As Chloi Karyda, a structurer in the investable index solutions team at JP Morgan, points out, strategies that control for explicit duration exposure – which may fare better in the future – will almost by definition look weaker in backtests from a yield diversification perspective.

Nomura’s Morris says quants will need to be more creative and use their market knowledge to find new opportunities. “Just because you have quant tools doesn’t mean you can turn off other parts of your brain,” he says. “We’re trying to look in areas not covered by thousands of other people and that are less likely to have been tapped. You need something original, a different angle, a different edge, something that plausibly hasn’t been understood or captured before. That’s not easy to find.”   

The focus needs to be on “what works” today, Morris says.

Alexander Lipton

Lipton thinks the future of quant investing will rely more on trial and error. “We need to bring the discipline much closer to what physics did at the apex of its progress,” he says – an iterative process in which practitioners refine ideas in stages through experimentation.

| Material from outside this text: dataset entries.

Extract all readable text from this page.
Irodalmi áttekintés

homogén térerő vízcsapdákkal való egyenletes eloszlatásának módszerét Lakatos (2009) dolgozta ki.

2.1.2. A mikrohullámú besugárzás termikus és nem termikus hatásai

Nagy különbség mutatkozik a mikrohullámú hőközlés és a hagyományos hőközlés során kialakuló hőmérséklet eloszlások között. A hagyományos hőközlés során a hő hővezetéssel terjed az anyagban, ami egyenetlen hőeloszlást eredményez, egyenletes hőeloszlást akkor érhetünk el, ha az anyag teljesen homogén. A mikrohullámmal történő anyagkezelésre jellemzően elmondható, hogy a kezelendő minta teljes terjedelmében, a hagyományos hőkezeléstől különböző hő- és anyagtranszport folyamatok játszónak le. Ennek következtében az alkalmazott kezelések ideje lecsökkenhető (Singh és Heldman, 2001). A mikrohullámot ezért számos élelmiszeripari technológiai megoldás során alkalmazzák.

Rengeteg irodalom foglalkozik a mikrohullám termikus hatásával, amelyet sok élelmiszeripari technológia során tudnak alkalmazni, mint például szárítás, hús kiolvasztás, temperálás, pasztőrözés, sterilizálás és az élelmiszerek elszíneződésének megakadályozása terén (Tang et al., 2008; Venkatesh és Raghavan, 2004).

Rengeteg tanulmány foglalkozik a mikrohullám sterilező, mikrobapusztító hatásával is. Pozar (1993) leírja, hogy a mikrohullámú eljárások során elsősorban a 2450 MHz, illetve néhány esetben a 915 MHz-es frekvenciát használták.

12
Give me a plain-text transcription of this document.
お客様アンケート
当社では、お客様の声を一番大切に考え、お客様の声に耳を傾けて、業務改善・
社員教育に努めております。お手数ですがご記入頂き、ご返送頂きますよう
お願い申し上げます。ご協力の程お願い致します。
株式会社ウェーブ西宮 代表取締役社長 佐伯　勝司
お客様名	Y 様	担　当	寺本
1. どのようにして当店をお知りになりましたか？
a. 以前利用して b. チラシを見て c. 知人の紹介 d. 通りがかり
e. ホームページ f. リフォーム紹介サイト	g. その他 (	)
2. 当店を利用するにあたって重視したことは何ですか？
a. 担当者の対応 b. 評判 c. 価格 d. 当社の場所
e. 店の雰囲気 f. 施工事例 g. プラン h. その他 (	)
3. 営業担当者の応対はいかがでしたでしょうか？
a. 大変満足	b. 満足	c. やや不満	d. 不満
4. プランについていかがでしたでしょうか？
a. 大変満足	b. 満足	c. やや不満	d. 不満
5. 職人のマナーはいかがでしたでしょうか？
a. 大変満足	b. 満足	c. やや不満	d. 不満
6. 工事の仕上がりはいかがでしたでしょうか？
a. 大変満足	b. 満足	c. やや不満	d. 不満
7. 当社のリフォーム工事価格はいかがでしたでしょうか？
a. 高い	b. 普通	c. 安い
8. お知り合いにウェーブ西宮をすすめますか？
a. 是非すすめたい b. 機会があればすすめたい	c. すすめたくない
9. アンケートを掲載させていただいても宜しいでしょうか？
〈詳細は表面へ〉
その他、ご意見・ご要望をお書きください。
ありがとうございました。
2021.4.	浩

Quants will need to scout out different data, Lipton says, and use it differently too. They must employ pockets of historical information rather than entire histories to check a hypothesis. He refers to this as “historical testing”.

Lipton once used data from Europe in the 1940s to understand how bonds trade during periods of military occupation. If researchers uncover something fundamental in markets, he says, it ought to show up in even in the most extreme periods or far flung geographies.

Lipton even advocates having a “historian in residence”, who can alert quants to past episodes that might confirm or confound their assumptions. “And I don’t mean how things were five years ago in London. I mean in Budapest in the 1930s or Tokyo in the 1940s.” Finding such arcane data takes time and money, he acknowledges. “You need to go down a lot of rabbit holes to get it.”

Machine learning and newer alternative data may also have a role to play. Lipton and Marcos Lopez de Prado wrote for in April about how these could help quants find previously missed patterns and detect shifts in the macroeconomic environment in near real time.

Will quants change the way they work? That probably depends on what asset owners do. Some say clients are already favouring a more opportunistic approach.

Toby Goodworth at bfinance advises institutions on quant fund selection. Flows into quant strategies have been growing in recent months, as investors look for alternatives to traditional fixed income, he tells

At the same time, clients are seeking more adaptability. “They’re choosing multi-strategy relative value funds – not a specific credit arbitrage, not just equity market neutral, not just merger arbitrage, but all those things combined in a more tactical approach.”

In the face of uncertainty, Goodworth says, clients want an approach that allows for “more responsive tuning”. Cleaving to the past, it seems, is going out of fashion.